Research conducted at the Biostatistics Consulting Center suggests administration of a gut bacterium (B. infantis EVC001) to low birth weight babies could prevent necrotizing enterocolitis (NEC).
According to a recent article in the Journal of Pediatrics, introducing a specific strain of gut bacterium, Bifidobacterium infantis (B. infantis) EVC001 to extremely underweight newborns could help prevent them from developing necrotizing enterocolitis (NEC), a serious disease affecting the intestine in very low birth weight (VLBW) babies and infant mortality. Dr. Arthur Owora, Stephanie Dickinson, and Lilian Golzarri-Arroyo of the Indiana University School of Public Health-Bloomington (IUSPH-B) Department of Epidemiology and Biostatistics and Biostatistics Consulting Center performed statistical analysis to contribute to the findings.

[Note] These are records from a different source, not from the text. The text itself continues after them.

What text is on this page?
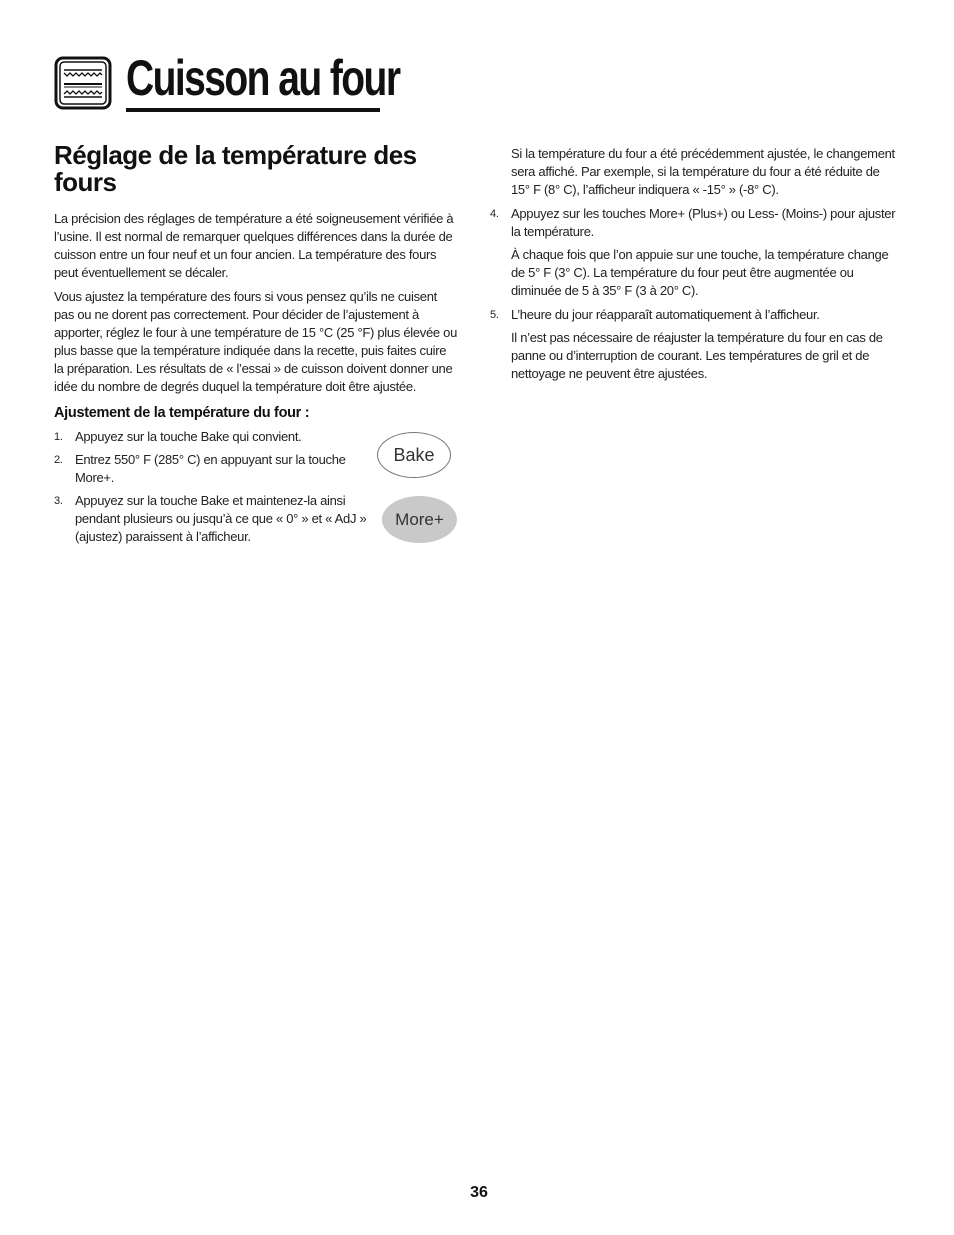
Cuisson au four
Réglage de la température des fours

La précision des réglages de température a été soigneusement vérifiée à l’usine. Il est normal de remarquer quelques différences dans la durée de cuisson entre un four neuf et un four ancien. La température des fours peut éventuellement se décaler.

Vous ajustez la température des fours si vous pensez qu’ils ne cuisent pas ou ne dorent pas correctement. Pour décider de l’ajustement à apporter, réglez le four à une température de 15 °C (25 °F) plus élevée ou plus basse que la température indiquée dans la recette, puis faites cuire la préparation. Les résultats de « l’essai » de cuisson doivent donner une idée du nombre de degrés duquel la température doit être ajustée.

Ajustement de la température du four :
1. Appuyez sur la touche Bake qui convient.
2. Entrez 550° F (285° C) en appuyant sur la touche More+.
3. Appuyez sur la touche Bake et maintenez-la ainsi pendant plusieurs ou jusqu’à ce que « 0° » et « AdJ » (ajustez) paraissent à l’afficheur.
Bake
More+

Si la température du four a été précédemment ajustée, le changement sera affiché. Par exemple, si la température du four a été réduite de 15° F (8° C), l’afficheur indiquera « -15° » (-8° C).

4. Appuyez sur les touches More+ (Plus+) ou Less- (Moins-) pour ajuster la température.

À chaque fois que l’on appuie sur une touche, la température change de 5° F (3° C). La température du four peut être augmentée ou diminuée de 5 à 35° F (3 à 20° C).

5. L’heure du jour réapparaît automatiquement à l’afficheur.

Il n’est pas nécessaire de réajuster la température du four en cas de panne ou d’interruption de courant. Les températures de gril et de nettoyage ne peuvent être ajustées.

36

In a cohort study at the Oregon Health and Science University (OHSU), 182 very low birth weight (VLBW) infants (<1500 g) administered a B. infantis EVC001 supplement of 80-100 mL/kg/day were compared with 301 VLBW infants from a previous time-period who received no probiotic supplement.

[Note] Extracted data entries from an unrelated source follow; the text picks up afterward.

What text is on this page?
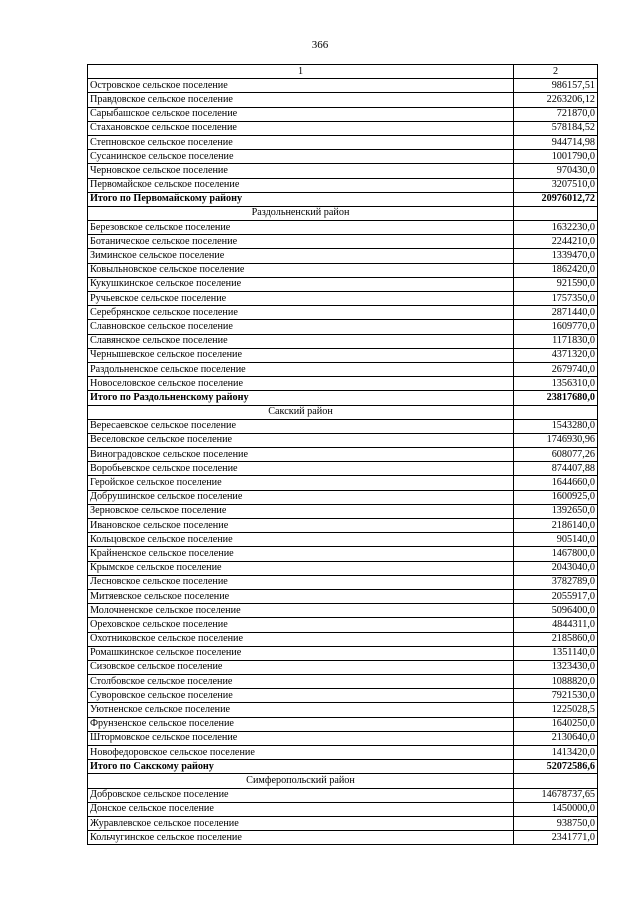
366
1	2
Островское сельское поселение	986157,51
Правдовское сельское поселение	2263206,12
Сарыбашское сельское поселение	721870,0
Стахановское сельское поселение	578184,52
Степновское сельское поселение	944714,98
Сусанинское сельское поселение	1001790,0
Черновское сельское поселение	970430,0
Первомайское сельское поселение	3207510,0
Итого по Первомайскому району	20976012,72
Раздольненский район	
Березовское сельское поселение	1632230,0
Ботаническое сельское поселение	2244210,0
Зиминское сельское поселение	1339470,0
Ковыльновское сельское поселение	1862420,0
Кукушкинское сельское поселение	921590,0
Ручьевское сельское поселение	1757350,0
Серебрянское сельское поселение	2871440,0
Славновское сельское поселение	1609770,0
Славянское сельское поселение	1171830,0
Чернышевское сельское поселение	4371320,0
Раздольненское сельское поселение	2679740,0
Новоселовское сельское поселение	1356310,0
Итого по Раздольненскому району	23817680,0
Сакский район	
Вересаевское сельское поселение	1543280,0
Веселовское сельское поселение	1746930,96
Виноградовское сельское поселение	608077,26
Воробьевское сельское поселение	874407,88
Геройское сельское поселение	1644660,0
Добрушинское сельское поселение	1600925,0
Зерновское сельское поселение	1392650,0
Ивановское сельское поселение	2186140,0
Кольцовское сельское поселение	905140,0
Крайненское сельское поселение	1467800,0
Крымское сельское поселение	2043040,0
Лесновское сельское поселение	3782789,0
Митяевское сельское поселение	2055917,0
Молочненское сельское поселение	5096400,0
Ореховское сельское поселение	4844311,0
Охотниковское сельское поселение	2185860,0
Ромашкинское сельское поселение	1351140,0
Сизовское сельское поселение	1323430,0
Столбовское сельское поселение	1088820,0
Суворовское сельское поселение	7921530,0
Уютненское сельское поселение	1225028,5
Фрунзенское сельское поселение	1640250,0
Штормовское сельское поселение	2130640,0
Новофедоровское сельское поселение	1413420,0
Итого по Сакскому району	52072586,6
Симферопольский район	
Добровское сельское поселение	14678737,65
Донское сельское поселение	1450000,0
Журавлевское сельское поселение	938750,0
Кольчугинское сельское поселение	2341771,0
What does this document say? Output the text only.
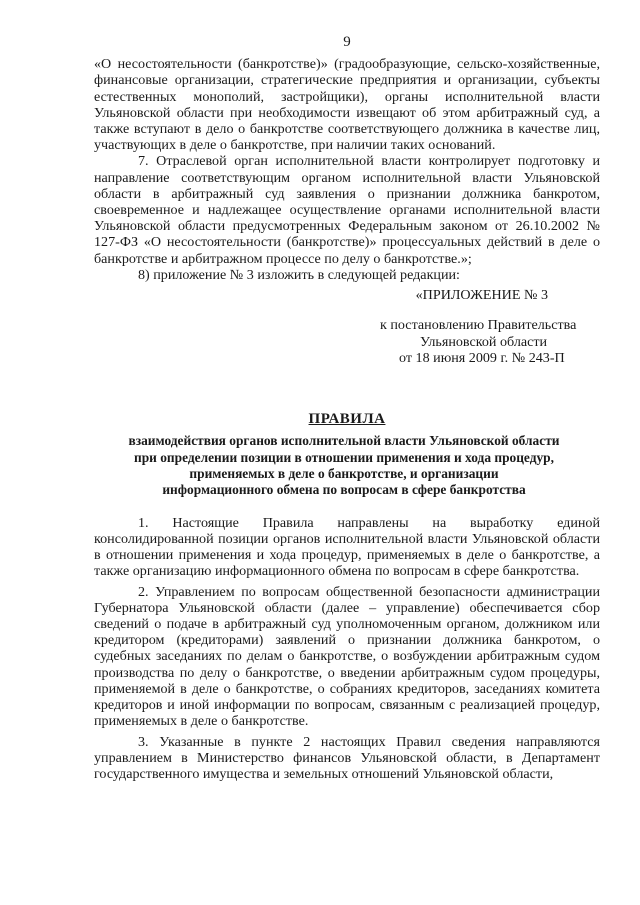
9

«О несостоятельности (банкротстве)» (градообразующие, сельско-хозяйственные, финансовые организации, стратегические предприятия и организации, субъекты естественных монополий, застройщики), органы исполнительной власти Ульяновской области при необходимости извещают об этом арбитражный суд, а также вступают в дело о банкротстве соответствующего должника в качестве лиц, участвующих в деле о банкротстве, при наличии таких оснований.

7. Отраслевой орган исполнительной власти контролирует подготовку и направление соответствующим органом исполнительной власти Ульяновской области в арбитражный суд заявления о признании должника банкротом, своевременное и надлежащее осуществление органами исполнительной власти Ульяновской области предусмотренных Федеральным законом от 26.10.2002 № 127-ФЗ «О несостоятельности (банкротстве)» процессуальных действий в деле о банкротстве и арбитражном процессе по делу о банкротстве.»;

8) приложение № 3 изложить в следующей редакции:

«ПРИЛОЖЕНИЕ № 3
к постановлению Правительства
Ульяновской области
от 18 июня 2009 г. № 243-П
ПРАВИЛА
взаимодействия органов исполнительной власти Ульяновской области
при определении позиции в отношении применения и хода процедур,
применяемых в деле о банкротстве, и организации
информационного обмена по вопросам в сфере банкротства

1. Настоящие Правила направлены на выработку единой консолидированной позиции органов исполнительной власти Ульяновской области в отношении применения и хода процедур, применяемых в деле о банкротстве, а также организацию информационного обмена по вопросам в сфере банкротства.

2. Управлением по вопросам общественной безопасности администрации Губернатора Ульяновской области (далее – управление) обеспечивается сбор сведений о подаче в арбитражный суд уполномоченным органом, должником или кредитором (кредиторами) заявлений о признании должника банкротом, о судебных заседаниях по делам о банкротстве, о возбуждении арбитражным судом производства по делу о банкротстве, о введении арбитражным судом процедуры, применяемой в деле о банкротстве, о собраниях кредиторов, заседаниях комитета кредиторов и иной информации по вопросам, связанным с реализацией процедур, применяемых в деле о банкротстве.

3. Указанные в пункте 2 настоящих Правил сведения направляются управлением в Министерство финансов Ульяновской области, в Департамент государственного имущества и земельных отношений Ульяновской области,
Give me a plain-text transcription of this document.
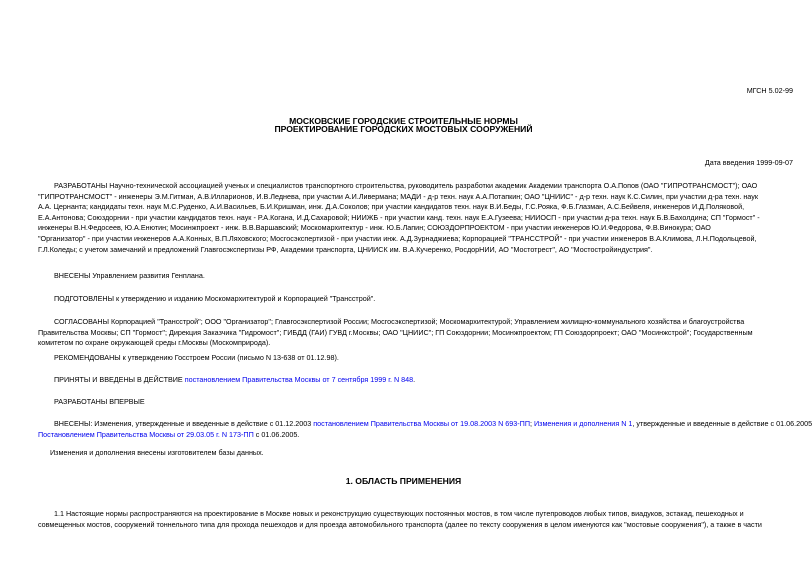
МГСН 5.02-99
МОСКОВСКИЕ ГОРОДСКИЕ СТРОИТЕЛЬНЫЕ НОРМЫ
ПРОЕКТИРОВАНИЕ ГОРОДСКИХ МОСТОВЫХ СООРУЖЕНИЙ
Дата введения 1999-09-07
РАЗРАБОТАНЫ Научно-технической ассоциацией ученых и специалистов транспортного строительства, руководитель разработки академик Академии транспорта О.А.Попов (ОАО "ГИПРОТРАНСМОСТ"); ОАО
"ГИПРОТРАНСМОСТ" - инженеры Э.М.Гитман, А.В.Илларионов, И.В.Леднева, при участии А.И.Ливермана; МАДИ - д-р техн. наук А.А.Потапкин; ОАО "ЦНИИС" - д-р техн. наук К.С.Силин, при участии д-ра техн. наук
А.А. Цернанта; кандидаты техн. наук М.С.Руденко, А.И.Васильев, Б.И.Кришман, инж. Д.А.Соколов; при участии кандидатов техн. наук В.И.Беды, Г.С.Рояка, Ф.Б.Глазман, А.С.Бейвеля, инженеров И.Д.Поляковой,
Е.А.Антонова; Союздорнии - при участии кандидатов техн. наук - Р.А.Когана, И.Д.Сахаровой; НИИЖБ - при участии канд. техн. наук Е.А.Гузеева; НИИОСП - при участии д-ра техн. наук Б.В.Бахолдина; СП "Гормост" -
инженеры В.Н.Федосеев, Ю.А.Енютин; Мосинжпроект - инж. В.В.Варшавский; Москомархитектур - инж. Ю.Б.Лапин; СОЮЗДОРПРОЕКТОМ - при участии инженеров Ю.И.Федорова, Ф.В.Винокура; ОАО
"Организатор" - при участии инженеров А.А.Конных, В.П.Ляховского; Мосгосэкспертизой - при участии инж. А.Д.Зурнаджиева; Корпорацией "ТРАНССТРОЙ" - при участии инженеров В.А.Климова, Л.Н.Подольцевой,
Г.Л.Коледы; с учетом замечаний и предложений Главгосэкспертизы РФ, Академии транспорта, ЦНИИСК им. В.А.Кучеренко, РосдорНИИ, АО "Мостотрест", АО "Мостостройиндустрия".
ВНЕСЕНЫ Управлением развития Генплана.
ПОДГОТОВЛЕНЫ к утверждению и изданию Москомархитектурой и Корпорацией "Трансстрой".
СОГЛАСОВАНЫ Корпорацией "Трансстрой"; ООО "Организатор"; Главгосэкспертизой России; Мосгосэкспертизой; Москомархитектурой; Управлением жилищно-коммунального хозяйства и благоустройства
Правительства Москвы; СП "Гормост"; Дирекция Заказчика "Гидромост"; ГИБДД (ГАИ) ГУВД г.Москвы; ОАО "ЦНИИС"; ГП Союздорнии; Мосинжпроектом; ГП Союздорпроект; ОАО "Мосинжстрой"; Государственным
комитетом по охране окружающей среды г.Москвы (Москомприрода).
РЕКОМЕНДОВАНЫ к утверждению Госстроем России (письмо N 13-638 от 01.12.98).
ПРИНЯТЫ И ВВЕДЕНЫ В ДЕЙСТВИЕ постановлением Правительства Москвы от 7 сентября 1999 г. N 848.
РАЗРАБОТАНЫ ВПЕРВЫЕ
ВНЕСЕНЫ: Изменения, утвержденные и введенные в действие с 01.12.2003 постановлением Правительства Москвы от 19.08.2003 N 693-ПП; Изменения и дополнения N 1, утвержденные и введенные в действие с 01.06.2005
Постановлением Правительства Москвы от 29.03.05 г. N 173-ПП с 01.06.2005.
Изменения и дополнения внесены изготовителем базы данных.
1. ОБЛАСТЬ ПРИМЕНЕНИЯ
1.1 Настоящие нормы распространяются на проектирование в Москве новых и реконструкцию существующих постоянных мостов, в том числе путепроводов любых типов, виадуков, эстакад, пешеходных и
совмещенных мостов, сооружений тоннельного типа для прохода пешеходов и для проезда автомобильного транспорта (далее по тексту сооружения в целом именуются как "мостовые сооружения"), а также в части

The EVC001-fed cohort had a 73% risk reduction of NEC compared to infants in the No EVC001 cohort (11% versus 2.7%) with an adjusted risk ratio of 0.270 (95% CI 0.094, 0.614, P = 0.0054) after adjusting for sex, birth weight, gestational age at birth and mode of delivery. There was no NEC-related mortality in the EVC001-fed cohort, compared to 8 with NEC-related mortality in the comparison group, yielding a statistically significant difference (0% vs. 2.7%, P = 0.0274).

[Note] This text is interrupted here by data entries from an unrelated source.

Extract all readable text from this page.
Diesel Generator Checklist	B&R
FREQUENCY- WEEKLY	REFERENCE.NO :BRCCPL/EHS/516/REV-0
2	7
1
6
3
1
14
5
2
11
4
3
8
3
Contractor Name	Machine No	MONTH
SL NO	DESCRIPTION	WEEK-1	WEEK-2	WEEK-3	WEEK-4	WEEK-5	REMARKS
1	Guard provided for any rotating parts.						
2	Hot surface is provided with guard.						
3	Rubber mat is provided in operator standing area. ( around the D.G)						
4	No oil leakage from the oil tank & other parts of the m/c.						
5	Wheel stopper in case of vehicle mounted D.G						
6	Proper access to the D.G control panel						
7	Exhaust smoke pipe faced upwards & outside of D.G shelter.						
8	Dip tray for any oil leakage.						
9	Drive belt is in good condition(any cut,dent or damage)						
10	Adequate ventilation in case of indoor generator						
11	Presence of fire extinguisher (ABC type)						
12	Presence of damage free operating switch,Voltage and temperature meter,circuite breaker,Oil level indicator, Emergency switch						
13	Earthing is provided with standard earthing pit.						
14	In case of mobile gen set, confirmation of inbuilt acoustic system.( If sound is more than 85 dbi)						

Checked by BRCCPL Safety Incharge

Among high-risk infants born via C-section, exposure to B. infantis EVC001 was associated with 88% lower risk of developing NEC. Dr. Owora says this information is a possible "game changer in reducing the burden of a devastating neonatal inflammatory bowel disease." He adds, "This collaborative work highlights some of the advantages of leveraging the intersection of academia and industry for drug discovery."